Ours d’or du dernier festival de Berlin, le film d’Ildiko Enyedi met en scène avec un humour très particulier et beaucoup d’émotion une histoire d’amour à l’épreuve des conventions et des pesanteurs du quotidien.
Où fait-il le plus froid? Dans ces bois couverts de neige, où se rencontrent un cerf et une biche? Ou dans cette usine blanche, aseptisée et mortelle? La femme blonde, tendue, sèche, est arrivée. Elle prend son poste de contrôleuse qualité dans l’abattoir. Elle ne dit rien de superflu, ne sourit pas. Sur son bureau, les stylos doivent être parallèles. Parfaitement parallèles.

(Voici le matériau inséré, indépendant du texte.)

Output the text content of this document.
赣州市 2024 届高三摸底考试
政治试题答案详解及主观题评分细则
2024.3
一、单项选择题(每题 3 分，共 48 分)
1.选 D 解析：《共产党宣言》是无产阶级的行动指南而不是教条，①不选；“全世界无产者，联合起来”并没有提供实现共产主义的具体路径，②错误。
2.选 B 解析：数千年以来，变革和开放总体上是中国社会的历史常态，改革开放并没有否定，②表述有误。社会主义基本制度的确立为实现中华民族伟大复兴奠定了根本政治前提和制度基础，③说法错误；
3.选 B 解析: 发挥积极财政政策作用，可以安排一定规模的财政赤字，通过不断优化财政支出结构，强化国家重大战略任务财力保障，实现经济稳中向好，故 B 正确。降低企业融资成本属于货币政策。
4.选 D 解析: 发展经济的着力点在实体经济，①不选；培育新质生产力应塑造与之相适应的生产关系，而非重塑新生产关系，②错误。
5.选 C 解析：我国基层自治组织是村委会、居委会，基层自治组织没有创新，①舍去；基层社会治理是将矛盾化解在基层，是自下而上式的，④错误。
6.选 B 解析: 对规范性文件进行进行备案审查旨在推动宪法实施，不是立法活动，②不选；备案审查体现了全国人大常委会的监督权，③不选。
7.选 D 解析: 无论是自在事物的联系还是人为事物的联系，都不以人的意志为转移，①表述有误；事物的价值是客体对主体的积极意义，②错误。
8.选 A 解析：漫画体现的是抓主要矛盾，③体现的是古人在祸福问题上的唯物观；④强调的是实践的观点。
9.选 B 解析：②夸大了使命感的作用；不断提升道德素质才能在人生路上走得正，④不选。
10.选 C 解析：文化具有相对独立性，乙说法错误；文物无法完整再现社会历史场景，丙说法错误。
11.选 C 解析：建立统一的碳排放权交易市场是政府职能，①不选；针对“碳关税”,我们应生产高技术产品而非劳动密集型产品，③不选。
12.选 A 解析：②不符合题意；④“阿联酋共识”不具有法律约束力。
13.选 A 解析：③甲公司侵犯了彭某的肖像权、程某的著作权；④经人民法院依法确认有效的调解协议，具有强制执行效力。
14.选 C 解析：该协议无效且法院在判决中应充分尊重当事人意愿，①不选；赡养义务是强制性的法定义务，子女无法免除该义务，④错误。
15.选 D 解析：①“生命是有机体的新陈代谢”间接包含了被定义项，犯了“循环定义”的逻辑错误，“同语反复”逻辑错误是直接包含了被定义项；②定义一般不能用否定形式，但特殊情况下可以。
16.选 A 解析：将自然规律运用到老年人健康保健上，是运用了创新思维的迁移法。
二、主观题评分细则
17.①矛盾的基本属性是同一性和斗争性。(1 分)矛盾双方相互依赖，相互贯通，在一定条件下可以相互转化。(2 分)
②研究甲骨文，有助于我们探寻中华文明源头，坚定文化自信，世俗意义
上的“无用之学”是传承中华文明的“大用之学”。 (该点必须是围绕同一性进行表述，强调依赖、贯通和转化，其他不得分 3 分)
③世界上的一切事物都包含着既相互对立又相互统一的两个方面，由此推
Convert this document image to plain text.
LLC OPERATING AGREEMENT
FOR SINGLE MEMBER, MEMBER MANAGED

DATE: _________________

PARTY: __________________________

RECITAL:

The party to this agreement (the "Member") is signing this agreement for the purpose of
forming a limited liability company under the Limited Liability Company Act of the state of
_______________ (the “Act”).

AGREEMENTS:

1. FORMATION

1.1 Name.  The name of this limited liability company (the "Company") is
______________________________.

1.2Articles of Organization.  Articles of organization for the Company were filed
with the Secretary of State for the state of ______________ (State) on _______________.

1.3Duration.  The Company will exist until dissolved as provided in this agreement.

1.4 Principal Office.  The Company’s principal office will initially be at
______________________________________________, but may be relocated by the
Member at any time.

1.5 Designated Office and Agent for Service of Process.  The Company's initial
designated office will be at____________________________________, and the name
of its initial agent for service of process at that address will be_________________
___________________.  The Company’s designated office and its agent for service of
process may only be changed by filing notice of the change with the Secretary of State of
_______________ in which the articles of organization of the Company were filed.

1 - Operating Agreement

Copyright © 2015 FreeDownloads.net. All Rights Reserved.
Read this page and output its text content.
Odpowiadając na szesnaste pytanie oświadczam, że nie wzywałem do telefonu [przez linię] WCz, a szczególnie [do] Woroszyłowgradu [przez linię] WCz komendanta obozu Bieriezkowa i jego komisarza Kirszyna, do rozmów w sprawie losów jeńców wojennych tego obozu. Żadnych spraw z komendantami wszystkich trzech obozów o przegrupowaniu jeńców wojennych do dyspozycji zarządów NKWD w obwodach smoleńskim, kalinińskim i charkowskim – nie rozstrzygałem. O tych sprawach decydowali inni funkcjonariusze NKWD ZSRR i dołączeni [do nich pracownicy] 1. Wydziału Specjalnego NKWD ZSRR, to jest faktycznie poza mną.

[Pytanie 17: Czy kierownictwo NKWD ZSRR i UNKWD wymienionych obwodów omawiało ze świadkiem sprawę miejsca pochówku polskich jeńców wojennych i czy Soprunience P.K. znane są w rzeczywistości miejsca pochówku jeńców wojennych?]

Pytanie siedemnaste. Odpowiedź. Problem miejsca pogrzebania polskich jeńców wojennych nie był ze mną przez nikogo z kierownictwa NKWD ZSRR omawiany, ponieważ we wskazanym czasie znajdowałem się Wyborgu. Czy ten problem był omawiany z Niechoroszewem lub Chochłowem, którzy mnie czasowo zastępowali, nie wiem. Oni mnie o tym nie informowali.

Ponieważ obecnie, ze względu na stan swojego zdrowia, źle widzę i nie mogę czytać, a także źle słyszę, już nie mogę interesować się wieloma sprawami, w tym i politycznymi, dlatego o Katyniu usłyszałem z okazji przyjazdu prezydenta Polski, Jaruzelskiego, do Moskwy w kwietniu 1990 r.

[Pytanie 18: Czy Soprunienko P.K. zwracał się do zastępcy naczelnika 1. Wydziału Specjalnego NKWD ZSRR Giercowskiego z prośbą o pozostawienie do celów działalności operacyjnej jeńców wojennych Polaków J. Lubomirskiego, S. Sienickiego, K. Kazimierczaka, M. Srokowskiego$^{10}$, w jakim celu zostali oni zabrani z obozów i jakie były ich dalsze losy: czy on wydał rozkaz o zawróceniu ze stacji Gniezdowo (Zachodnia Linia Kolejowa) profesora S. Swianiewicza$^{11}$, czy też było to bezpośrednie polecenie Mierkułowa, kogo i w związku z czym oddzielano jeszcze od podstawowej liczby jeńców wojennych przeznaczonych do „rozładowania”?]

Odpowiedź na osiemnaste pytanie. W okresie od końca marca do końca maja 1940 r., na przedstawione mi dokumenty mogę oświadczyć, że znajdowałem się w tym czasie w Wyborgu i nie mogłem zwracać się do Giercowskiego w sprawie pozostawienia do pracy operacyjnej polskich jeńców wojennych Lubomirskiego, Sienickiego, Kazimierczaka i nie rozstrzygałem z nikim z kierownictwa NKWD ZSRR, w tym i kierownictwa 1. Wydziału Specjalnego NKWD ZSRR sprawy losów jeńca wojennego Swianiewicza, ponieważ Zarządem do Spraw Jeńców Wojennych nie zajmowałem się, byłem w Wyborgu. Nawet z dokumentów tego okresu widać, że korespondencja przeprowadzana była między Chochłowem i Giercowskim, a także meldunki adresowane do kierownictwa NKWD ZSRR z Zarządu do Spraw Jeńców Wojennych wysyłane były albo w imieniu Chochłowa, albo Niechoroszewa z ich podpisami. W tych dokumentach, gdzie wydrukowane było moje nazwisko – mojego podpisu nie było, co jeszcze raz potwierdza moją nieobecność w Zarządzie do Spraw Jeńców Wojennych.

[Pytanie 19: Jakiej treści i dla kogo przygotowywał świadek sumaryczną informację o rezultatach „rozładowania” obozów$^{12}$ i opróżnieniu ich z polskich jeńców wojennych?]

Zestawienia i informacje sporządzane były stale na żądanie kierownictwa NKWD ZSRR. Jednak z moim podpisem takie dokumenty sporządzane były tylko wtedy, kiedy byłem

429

Quelle vie est-ce qu’une vie de stylos parallèles, sans paroles superflues? Quelle blessure enferme un être humain dans cette prison (f)rigide?
Dans un des bureaux, le chef du personnel fait son travail. Comme il faut, pas plus. Les flics ont des doutes. Lui, il a une routine. Boulot, sérieux, et puis le soir, surgelé, bière, télé. La vie, quoi.
Dans la forêt, le cerf et la biche vont boire à la rivière. C’est son rêve à lui, chaque nuit. C’est son rêve à elle, chaque nuit. Une petite ruse du hasard fera que ces deux taiseux s’en apercevront. Que faire de ça?
Le comique, l’horreur, l’amour
Le film d’Ildiko Enyedi est une comédie. La comédie la plus retenue, les plus intériorisée, la plus à vif qui se puisse imaginer. Comme si le visage impavide de Buster Keaton avait contaminé ses gestes et ses paroles, pour donner accès à une vérité des émotions, des angoisses et des désirs. Comme si le silence du muet avait imprégné le babil du monde.
Ou alors les films de Keaton n’étaient pas du tout des comédies, plutôt des drames métaphysiques mais il ne fallait pas le montrer, donc on faisait des galipettes. Cette fois pas de galipettes. Un murmure exact, assumé. Une sincérité jusqu’au sang.
Corps et âme est un film d’horreur aussi. L’horreur de la difficulté d’habiter ce monde, de jouer les grimaces du social, d’être seul et d’être avec les autres. L’horreur d’une perception juste un peu plus intense des limites, des écarts. Tous les jours. L’horreur d’avoir à les franchir.